How I Bought the Milk
a Toronto vignette by Jason Capodimonte
I needed a litre of milk, right? So I figure I'll pick it up on the way home.
I get off the train at the subway station nearest to my place and go up one flight to the mezzanine. Highlight of the mezzanine is an ugly mural. Then I go up another flight to the cave with the bus and streetcar platforms. Then I go up another flight to the street.
The supermarket was recently built over the subway station, but of course there's no entry from the station to the store. You have to walk twenty yards or so down the street first. Then once you're inside you have to walk back past booths flogging phones and RRSPs and cigars (they call it "a street of shops"). Then you go upstairs again.
This time you're on a conveyor belt. They call it a "movator," no less, but even I know there's no such word as movate. And if it's supposed to be Latin, from movere, then I just happen to know that the only legitimate construction is motor. What the hell – you go upstairs on a big conveyor belt.
At the top of the conveyor belt you are now only about a day's walk from the milk.The staples are all at the other end of the store, and it's a long store. In fact, you're not really in the store yet, but in a Mövenpick. If you want to eat at the Mövenpick, rather than buy food to take home, you've got another flight to manage. If you want milk you've got to start off on the trek through the Mövenpick, past the newsstand, past the bulk section, past the drugstore and herb store, past the housewares, all the way to the gift shop. On the way I wander into some of these sections, despite knowing that that's what they want me to do and that that's why they're making me walk forever to get to the freaking milk.

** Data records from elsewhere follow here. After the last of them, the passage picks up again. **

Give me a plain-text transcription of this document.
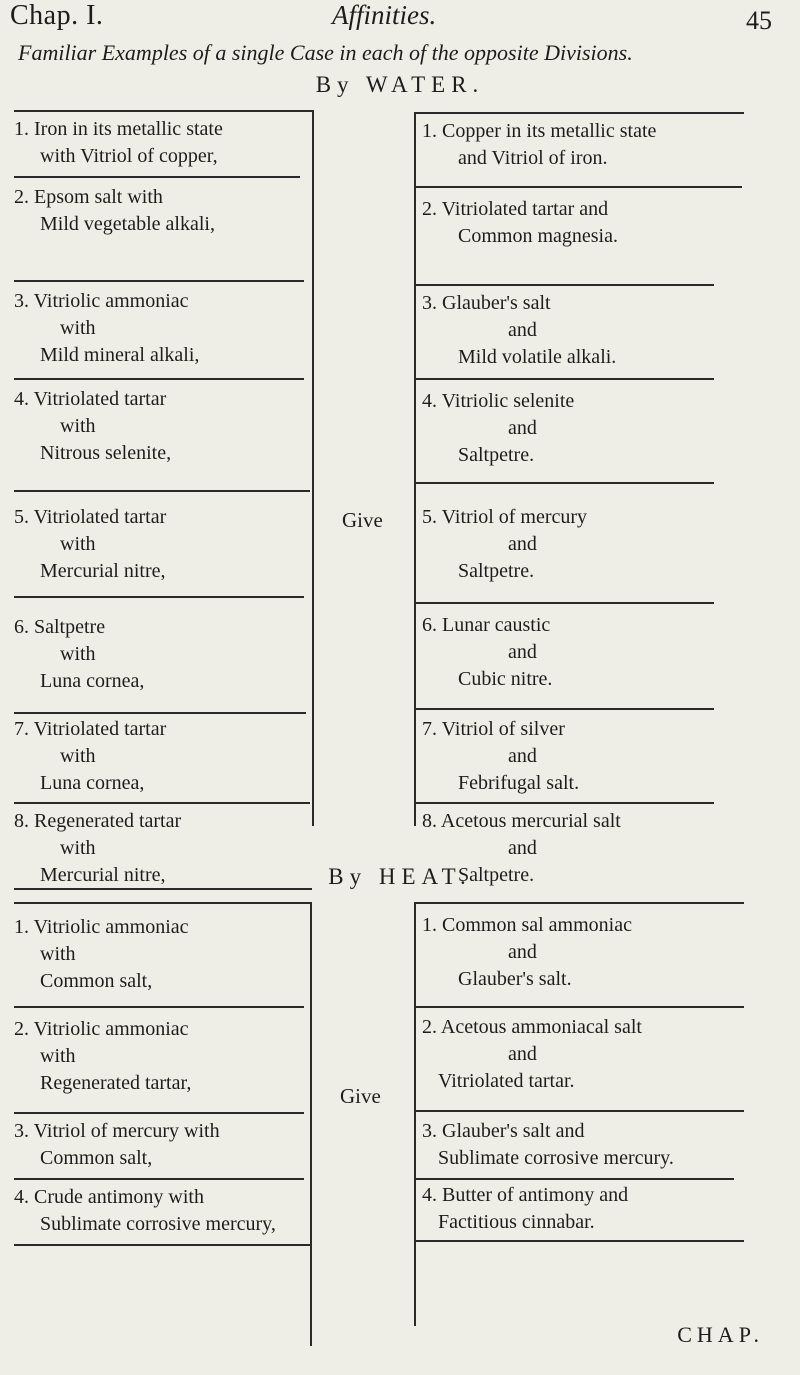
Chap. I.	Affinities.	45
Familiar Examples of a single Case in each of the opposite Divisions.
By WATER.
1. Iron in its metallic state
with Vitriol of copper,
2. Epsom salt with
Mild vegetable alkali,
3. Vitriolic ammoniac
with
Mild mineral alkali,
4. Vitriolated tartar
with
Nitrous selenite,
5. Vitriolated tartar
with
Mercurial nitre,
6. Saltpetre
with
Luna cornea,
7. Vitriolated tartar
with
Luna cornea,
8. Regenerated tartar
with
Mercurial nitre,
Give
1. Copper in its metallic state
and Vitriol of iron.
2. Vitriolated tartar and
Common magnesia.
3. Glauber's salt
and
Mild volatile alkali.
4. Vitriolic selenite
and
Saltpetre.
5. Vitriol of mercury
and
Saltpetre.
6. Lunar caustic
and
Cubic nitre.
7. Vitriol of silver
and
Febrifugal salt.
8. Acetous mercurial salt
and
Saltpetre.
By HEAT.
1. Vitriolic ammoniac
with
Common salt,
2. Vitriolic ammoniac
with
Regenerated tartar,
3. Vitriol of mercury with
Common salt,
4. Crude antimony with
Sublimate corrosive mercury,
Give
1. Common sal ammoniac
and
Glauber's salt.
2. Acetous ammoniacal salt
and
Vitriolated tartar.
3. Glauber's salt and
Sublimate corrosive mercury.
4. Butter of antimony and
Factitious cinnabar.
CHAP.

I collect the milk. I realize I need grapefruit juice, so I get that. I realize I need soy sauce so I get that – the good stuff is on the bottom shelf. Then I go pay for it. Since it's off-peak I don't have to wait long. To leave, of course, I have to walk back to the other end of the store. Then I go down another conveyor belt. At the bottom of the conveyor belt stands the employee who is always standing there. Her duty apparently is to avoid looking at the customers, a duty she discharges religiously. I leave.
If I wanted I could go back down into the bowels of the subway station, sit on a cold concrete bench for a while, then take a bus which would drop me almost at my corner. It's a short walk, though.